まあ、数日寝ないことは半ば当たり前にはなっているし、今の部屋でも最悪セラを寝かせ、俺は起きていれば――などと、悠長なことを考えていた。
その日俺の二年間の日常は終わりを告げるのだと、一秒前まで俺は気付いていなかった。
――体内で弾けた、閃光の如く、一瞬の衝撃。
その痛みと、それが何が原因で発生したものかというものを理解してしまった絶望から、思わず膝をつく。
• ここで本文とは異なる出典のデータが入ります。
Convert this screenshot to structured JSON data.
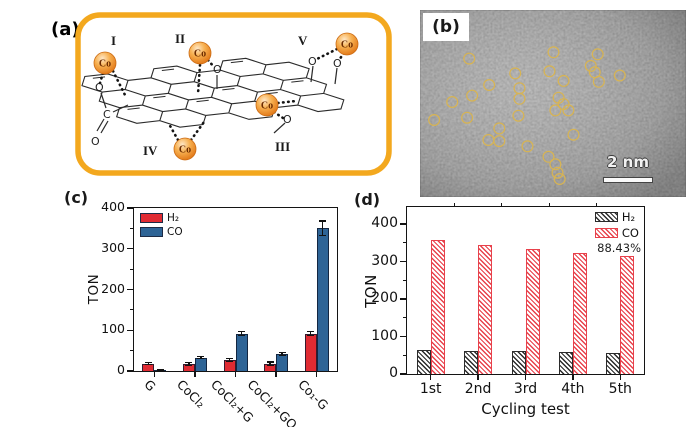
{
  "figure": {
    "background": "#ffffff",
    "panels": {
      "a": {
        "label": "(a)",
        "border_color": "#F3A81E",
        "atom_label": "Co",
        "oxygen_label": "O",
        "carbon_label": "C",
        "sites": {
          "s1": "I",
          "s2": "II",
          "s3": "III",
          "s4": "IV",
          "s5": "V"
        },
        "co_sphere_colors": {
          "center": "#ffe3bd",
          "mid": "#f5a援",
          "edge": "#e07818"
        }
      },
      "b": {
        "label": "(b)",
        "scale_bar_label": "2 nm",
        "marker_color": "#D8B452",
        "markers": [
          [
            18.5,
            26.0
          ],
          [
            50.2,
            22.6
          ],
          [
            66.8,
            23.7
          ],
          [
            64.2,
            29.9
          ],
          [
            48.7,
            32.8
          ],
          [
            65.7,
            33.3
          ],
          [
            35.8,
            33.9
          ],
          [
            75.1,
            35.0
          ],
          [
            54.0,
            37.9
          ],
          [
            67.2,
            38.4
          ],
          [
            26.0,
            40.1
          ],
          [
            37.4,
            41.8
          ],
          [
            19.6,
            45.8
          ],
          [
            37.4,
            47.5
          ],
          [
            52.1,
            46.9
          ],
          [
            12.1,
            49.2
          ],
          [
            54.0,
            50.3
          ],
          [
            50.9,
            53.7
          ],
          [
            55.8,
            53.7
          ],
          [
            5.3,
            58.8
          ],
          [
            17.7,
            57.6
          ],
          [
            37.0,
            56.5
          ],
          [
            29.8,
            63.3
          ],
          [
            57.7,
            66.7
          ],
          [
            25.7,
            69.5
          ],
          [
            29.8,
            70.1
          ],
          [
            40.4,
            72.9
          ],
          [
            48.3,
            78.5
          ],
          [
            50.9,
            82.5
          ],
          [
            51.7,
            87.0
          ],
          [
            52.5,
            90.4
          ]
        ]
      },
      "c": {
        "label": "(c)"
      },
      "d": {
        "label": "(d)"
      }
    }
  },
  "chart_data": [
    {
      "id": "c",
      "type": "bar",
      "title": "",
      "categories": [
        "G",
        "CoCl₂",
        "CoCl₂+G",
        "CoCl₂+GO",
        "Co₁-G"
      ],
      "series": [
        {
          "name": "H₂",
          "style": "solid",
          "color": "#E02B33",
          "values": [
            18,
            17,
            27,
            18,
            92
          ],
          "errors": [
            3,
            3,
            3,
            4,
            5
          ]
        },
        {
          "name": "CO",
          "style": "solid",
          "color": "#2E6496",
          "values": [
            2,
            33,
            92,
            42,
            350
          ],
          "errors": [
            1,
            2,
            4,
            3,
            18
          ]
        }
      ],
      "xlabel": "",
      "ylabel": "TON",
      "ylim": [
        0,
        400
      ],
      "yticks": [
        0,
        100,
        200,
        300,
        400
      ],
      "legend_position": "top-left",
      "grid": false
    },
    {
      "id": "d",
      "type": "bar",
      "title": "",
      "categories": [
        "1st",
        "2nd",
        "3rd",
        "4th",
        "5th"
      ],
      "series": [
        {
          "name": "H₂",
          "style": "hatched",
          "color": "#2B2B2B",
          "values": [
            64,
            62,
            60,
            58,
            57
          ],
          "errors": null
        },
        {
          "name": "CO",
          "style": "hatched",
          "color": "#E8414B",
          "values": [
            358,
            345,
            333,
            322,
            314
          ],
          "errors": null
        }
      ],
      "xlabel": "Cycling test",
      "ylabel": "TON",
      "ylim": [
        0,
        445
      ],
      "yticks": [
        0,
        100,
        200,
        300,
        400
      ],
      "legend_position": "top-right",
      "annotation": {
        "text": "88.43%"
      },
      "grid": false
    }
  ]
}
「い、いーくん!? どうしたの!? あの魔法使いに何かされた!?」
「…………いや、そうじゃなくて……そうじゃないんだけど……」
想像して然るべきだったのかもしれない。
セラが出てきた時点で、俺はここまで考え警戒していなければならなかった。
いくら、もう構わないのではないかと思っていたとはいえ、それでも縛めを解くのは俺であるべきだったのだ。
「……セラ。一回、城に戻っていいかな?」
「へ? 別に良いけど……どうしたの?」
「……封印、解けた」
「封印って――ひゃあ!?」
説明している時間も惜しい。こいつ同様、放っておいたら何を仕出かすか分からない。
セラを抱き上げ、城に向けて走る。
城は俺の死以来、調査の時以外は封鎖されており、あまりにも多くの悪い噂があることから警備すら付いていない幽霊屋敷状態となっている。
ゆえに入るのは簡単だし、出るのも簡単だ。
「い、いーくんっ、ちょっと……!」
「悪い、城まで我慢してくれ」
「いや、我慢とかじゃなくて……!」
本当は、行きたくはない。
だが、今夜放っておいて後々バラバラになった彼女たちを対応するのは、もっと危険なのだ。
人気のない城の前。
リトルサンライトにおいて、昼間でも夜でも人通りの変わらない、数少ない場所。
門はシエラに破壊されて以来、復旧されておらず、魔法すら掛かっていない鎖で封鎖されているだけの入口。
その鎖を飛び越え、城内へと入る。
聞こえてくる騒めきに鳥肌が立つのを自覚しつつも進み――彼女たちの姿を見つけると同時、足を止める。
「……ぁ」
集まっていた者たちの視線が、一斉に此方に向けられる。
一割の懐かしさ、そして九割の恐怖を感じながらも、セラを下ろす。
「……あぅ」
脱力した様子でへたり込むセラを気にしている場合ではなかった。
一度の深呼吸。そして覚悟を決めた後、俺は兜を外し鎧と一体化させる。
当たり前のように素顔を晒すことに、これほど緊張しなければならないとは。
そうして、言葉を選ぼうとした矢先――
「――――王!」
「陛下!」
「我が王っ!」
突っ込んでくる自称配下たちに城の外まで吹っ飛ばされないよう、自身の身体強化に全力を投じることになった。